I concur that the 2nd statement is not True. HOWE...
# sdf
s
I concur that the 2nd statement is not True. HOWEVER, I do at times have to revoke and reissue my Tokens to change environments in Eclipse. Meaning if I change from SB to Prod as my SDF target I will get a error, go revoke and reissue my token in eclipse and it works.
z
Actually, the behavior you describe is precisely why the second statement is true. 😉 The token-related behavior you describe is the problem. The root cause is the use of the Production role and its Sandbox clone concurrently. That's the issue. The "solution": create a different SDF role in Sandbox and issue a new token the user with that new role.
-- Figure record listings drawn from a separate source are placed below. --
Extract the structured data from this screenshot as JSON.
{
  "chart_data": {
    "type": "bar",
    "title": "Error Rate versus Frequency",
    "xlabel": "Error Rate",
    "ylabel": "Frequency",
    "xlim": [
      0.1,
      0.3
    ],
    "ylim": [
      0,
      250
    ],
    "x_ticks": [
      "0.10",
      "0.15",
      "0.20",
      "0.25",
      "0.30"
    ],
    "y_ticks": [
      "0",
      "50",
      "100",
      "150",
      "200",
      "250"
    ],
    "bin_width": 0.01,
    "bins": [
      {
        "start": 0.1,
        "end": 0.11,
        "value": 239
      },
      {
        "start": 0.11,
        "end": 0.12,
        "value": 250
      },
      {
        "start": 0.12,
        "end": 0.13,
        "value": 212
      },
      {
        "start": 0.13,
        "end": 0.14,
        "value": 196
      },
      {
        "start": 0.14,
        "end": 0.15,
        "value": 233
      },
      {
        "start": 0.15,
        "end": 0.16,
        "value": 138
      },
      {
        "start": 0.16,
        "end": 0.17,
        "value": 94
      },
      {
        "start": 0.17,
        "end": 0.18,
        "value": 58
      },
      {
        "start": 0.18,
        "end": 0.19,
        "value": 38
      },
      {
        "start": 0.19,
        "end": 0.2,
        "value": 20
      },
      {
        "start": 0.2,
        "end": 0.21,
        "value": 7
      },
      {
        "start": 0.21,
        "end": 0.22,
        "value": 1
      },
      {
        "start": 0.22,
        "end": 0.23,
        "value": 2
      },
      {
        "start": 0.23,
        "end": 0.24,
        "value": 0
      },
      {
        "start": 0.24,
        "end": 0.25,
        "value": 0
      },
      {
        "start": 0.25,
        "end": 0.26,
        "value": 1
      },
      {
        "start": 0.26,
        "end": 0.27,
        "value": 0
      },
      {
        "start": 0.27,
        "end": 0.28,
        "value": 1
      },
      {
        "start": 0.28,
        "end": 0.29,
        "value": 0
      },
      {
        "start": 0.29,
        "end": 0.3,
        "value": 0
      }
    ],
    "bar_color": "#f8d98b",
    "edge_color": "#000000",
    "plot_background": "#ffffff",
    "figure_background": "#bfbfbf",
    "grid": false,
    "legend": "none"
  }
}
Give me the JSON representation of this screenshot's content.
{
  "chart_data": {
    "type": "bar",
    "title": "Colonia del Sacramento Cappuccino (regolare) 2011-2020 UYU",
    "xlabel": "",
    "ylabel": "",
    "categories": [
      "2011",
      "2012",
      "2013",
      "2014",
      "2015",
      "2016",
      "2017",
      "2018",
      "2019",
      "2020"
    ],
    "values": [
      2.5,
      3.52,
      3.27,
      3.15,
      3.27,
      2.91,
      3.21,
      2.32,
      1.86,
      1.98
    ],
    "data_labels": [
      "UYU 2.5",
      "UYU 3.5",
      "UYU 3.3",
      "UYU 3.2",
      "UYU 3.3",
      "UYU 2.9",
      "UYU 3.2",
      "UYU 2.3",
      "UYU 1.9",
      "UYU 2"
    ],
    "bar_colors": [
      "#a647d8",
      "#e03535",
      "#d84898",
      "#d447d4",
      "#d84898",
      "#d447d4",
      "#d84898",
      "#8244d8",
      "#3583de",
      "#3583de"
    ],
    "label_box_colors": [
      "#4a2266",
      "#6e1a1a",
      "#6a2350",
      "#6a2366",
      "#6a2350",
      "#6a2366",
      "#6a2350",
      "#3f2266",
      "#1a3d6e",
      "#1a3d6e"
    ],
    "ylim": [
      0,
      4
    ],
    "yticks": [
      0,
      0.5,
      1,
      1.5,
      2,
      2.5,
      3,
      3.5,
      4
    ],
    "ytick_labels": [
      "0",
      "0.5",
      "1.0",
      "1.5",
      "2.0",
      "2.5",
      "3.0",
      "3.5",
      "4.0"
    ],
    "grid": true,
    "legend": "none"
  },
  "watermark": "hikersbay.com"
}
Same SDF-bundle integration. Problem goes away. I say "solution" b/c to me it smells like a workaround (see footnote). (FOOTNOTE. Warning - what follows is conjecture. Fun! But impossible to substantiate. At some level, account-user-role is being treated as a globally unique key. Probably NetSuite's TBA session-management registers/identifies the session with a compound key on account-user-role, without respect for the environment. That would be fine if each account had one environment. But since there can be many environments, and since authentication is environment-specific, mayhem ensues when one environment's session is still active, and and a second environment attempts to initiate a session with the same account-user-role combination. I'm guessing that even one instance invalidates the second token--and, indeed, in my experience, this happens once, and the token can't be used [need to revoke and create a new one]. The solution of creating a new role is really a workaround [it shouldn't be necessary]: if one creates a new role in the SB and uses it for SB tokens, those tokens can never "overlap" with those of production, since the role in the account-user-role key would only exist in SB. Again, this is all conjecture, in fun. One way to test the notion of account-user-role as globally unique key would be to create a new SDF role in both environments immediately after a SB refresh, in the hope that it would take the same Internal ID [sometimes that happens]. Then, issue a new token to the same user in each environment separately, using the newly created role. If the problematic token-related behavior occurred, then we would know that the root cause relates to the use of account-user-role as a globally unique key to identify the session. It wouldn't even have anything to do with the fact that the Sandbox had a "clone": it would be the coincidence of a role with the same Internal ID, pointing to the problem of a not-quite-globally unique key.)